The benefit / risk balance is greatly in favor of medical therapy with Thionamides.
Sometimes to control maternal heart rate symptomatology (tachycardia) and hypertension may be indispensable using beta-blockers. Propranolol is widely used, but also Atenolol is an excellent drug. These molecules are not contraindicated in pregnancy and also allow to monitor and heal tremors and anxiety often present in situations of high heart rate (eg Thyroid Storm).
Clinical monitoring of these patients and their fetus is another crucial moment. The clinical monitoring of these patients and fetus is another crucial moment. Are recommended, in addition to the common controls provided in pregnancy, frequent checks of pressure, Thyroid volume, maternal and fetal weight and heart rate.
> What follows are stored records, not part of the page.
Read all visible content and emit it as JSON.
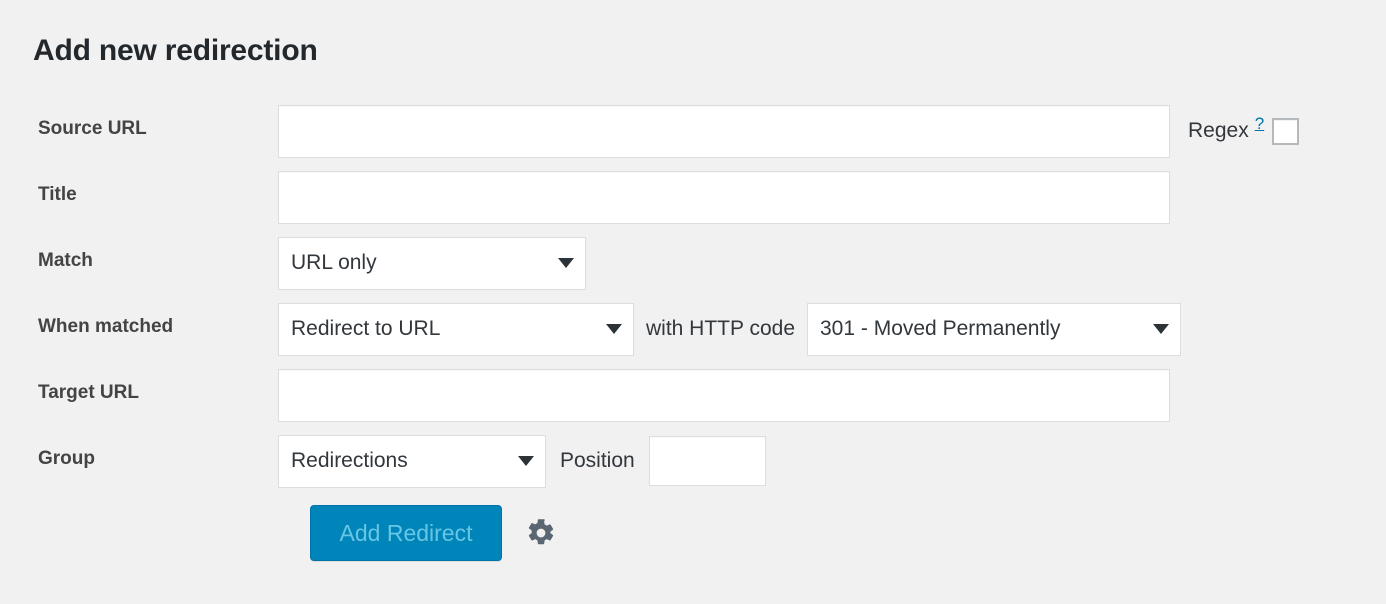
{
  "page": {
    "title": "Add new redirection"
  },
  "form": {
    "rows": {
      "source_url": {
        "label": "Source URL",
        "input_value": "",
        "input_placeholder": "",
        "regex_label": "Regex",
        "help_symbol": "?"
      },
      "title": {
        "label": "Title",
        "input_value": "",
        "input_placeholder": ""
      },
      "match": {
        "label": "Match",
        "selected": "URL only"
      },
      "when_matched": {
        "label": "When matched",
        "selected": "Redirect to URL",
        "between_text": "with HTTP code",
        "http_code_selected": "301 - Moved Permanently"
      },
      "target_url": {
        "label": "Target URL",
        "input_value": "",
        "input_placeholder": ""
      },
      "group": {
        "label": "Group",
        "selected": "Redirections",
        "position_label": "Position",
        "position_value": "",
        "position_placeholder": ""
      }
    },
    "submit": {
      "button_label": "Add Redirect",
      "gear_icon": "gear-icon"
    }
  },
  "colors": {
    "background": "#f1f1f1",
    "title": "#23282d",
    "label": "#444444",
    "field_border": "#dddddd",
    "primary_button": "#0085ba",
    "primary_button_text": "#66c6e4",
    "link": "#0073aa",
    "gear": "#5a6672",
    "checkbox_border": "#b4b9be"
  }
}
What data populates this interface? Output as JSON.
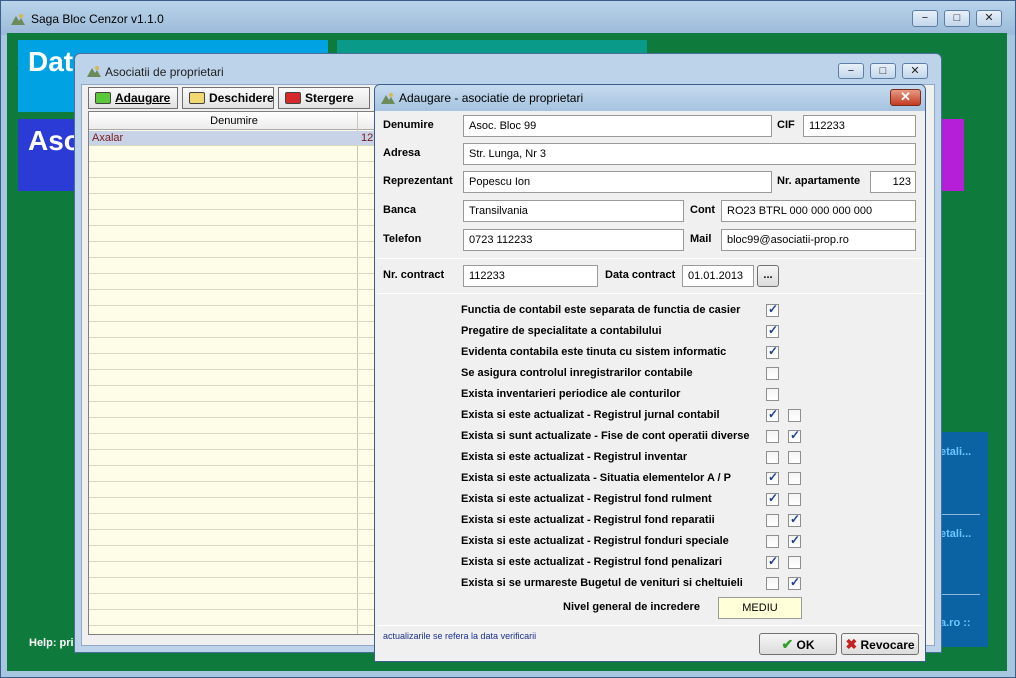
{
  "main": {
    "title": "Saga Bloc Cenzor v1.1.0",
    "minimize": "−",
    "maximize": "□",
    "close": "✕",
    "tiles": [
      "Dat",
      "Asoc"
    ],
    "help_text": "Help: pri",
    "side_links": [
      "etali...",
      "etali...",
      "a.ro ::"
    ]
  },
  "asoc_window": {
    "title": "Asociatii de proprietari",
    "toolbar": {
      "add": "Adaugare",
      "open": "Deschidere",
      "delete": "Stergere"
    },
    "grid": {
      "header": "Denumire",
      "rows": [
        {
          "name": "Axalar",
          "extra": "12"
        }
      ]
    }
  },
  "dialog": {
    "title": "Adaugare - asociatie de proprietari",
    "close": "✕",
    "fields": {
      "denumire": {
        "label": "Denumire",
        "value": "Asoc. Bloc 99"
      },
      "cif": {
        "label": "CIF",
        "value": "112233"
      },
      "adresa": {
        "label": "Adresa",
        "value": "Str. Lunga, Nr 3"
      },
      "reprezentant": {
        "label": "Reprezentant",
        "value": "Popescu Ion"
      },
      "nr_apartamente": {
        "label": "Nr. apartamente",
        "value": "123"
      },
      "banca": {
        "label": "Banca",
        "value": "Transilvania"
      },
      "cont": {
        "label": "Cont",
        "value": "RO23 BTRL 000 000 000 000"
      },
      "telefon": {
        "label": "Telefon",
        "value": "0723 112233"
      },
      "mail": {
        "label": "Mail",
        "value": "bloc99@asociatii-prop.ro"
      },
      "nr_contract": {
        "label": "Nr. contract",
        "value": "112233"
      },
      "data_contract": {
        "label": "Data contract",
        "value": "01.01.2013",
        "picker": "..."
      }
    },
    "checks": [
      {
        "label": "Functia de contabil este separata de functia de casier",
        "a": true
      },
      {
        "label": "Pregatire de specialitate a contabilului",
        "a": true
      },
      {
        "label": "Evidenta contabila este tinuta cu sistem informatic",
        "a": true
      },
      {
        "label": "Se asigura controlul inregistrarilor contabile",
        "a": false
      },
      {
        "label": "Exista inventarieri periodice ale conturilor",
        "a": false
      },
      {
        "label": "Exista si este actualizat - Registrul jurnal contabil",
        "a": true,
        "b": false
      },
      {
        "label": "Exista si sunt actualizate - Fise de cont operatii diverse",
        "a": false,
        "b": true
      },
      {
        "label": "Exista si este actualizat - Registrul inventar",
        "a": false,
        "b": false
      },
      {
        "label": "Exista si este actualizata - Situatia elementelor A / P",
        "a": true,
        "b": false
      },
      {
        "label": "Exista si este actualizat - Registrul fond rulment",
        "a": true,
        "b": false
      },
      {
        "label": "Exista si este actualizat - Registrul fond reparatii",
        "a": false,
        "b": true
      },
      {
        "label": "Exista si este actualizat - Registrul fonduri speciale",
        "a": false,
        "b": true
      },
      {
        "label": "Exista si este actualizat - Registrul fond penalizari",
        "a": true,
        "b": false
      },
      {
        "label": "Exista si se urmareste Bugetul de venituri si cheltuieli",
        "a": false,
        "b": true
      }
    ],
    "nivel": {
      "label": "Nivel general de incredere",
      "value": "MEDIU"
    },
    "footer_note": "actualizarile se refera la data verificarii",
    "ok": "OK",
    "cancel": "Revocare"
  }
}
Monthly, it is also good to check blood counts and dosage of TSH, FT3, FT4. The FT4 dosage has a particular importance and the objective is to keep it within medium-high limits. Because of fetuses of hyperthyroid patients have increased risk of malformations and growth abnormalities, in addition to routine ultrasound scans it is strongly indicated a II level morphological ultrasound with Doppler flow at the 20th week, and this will also allow to observe the fetal Thyroid.
The search for maternal anti receptor antibodies TSH (TRAb) is recommended at the 20th and at the 30th week to identify fetuses at increased risk and to adopt more stringent measures if necessary. Postnatal and breastfeeding periods require particular attention both to the mother and neonate. Mom and baby should be carefully monitored clinically and in laboratory. It is also important to look for TRAb in newborn. Usually pregnancy has a favorable effect on Graves’ Disease and it is not uncommon to attend a clinical improvement, but in the postnatal period clinical picture may change again.
Thionamides treatment is not a contraindication to breastfeeding but the decision to keep it still requires more prudential attitudes (minimal doses of drugs, more frequent baby checks).
In women affect by Hyperthiroidism who wish to become pregnant it is advisable to first get a good control of the disease until arriving to take low doses of anti-thyroid drugs, at which point it is possible to try. After a treatment with radioactive iodine, it is advisable to wait at least a year. In these cases, there have not been reported adverse effects on newborns.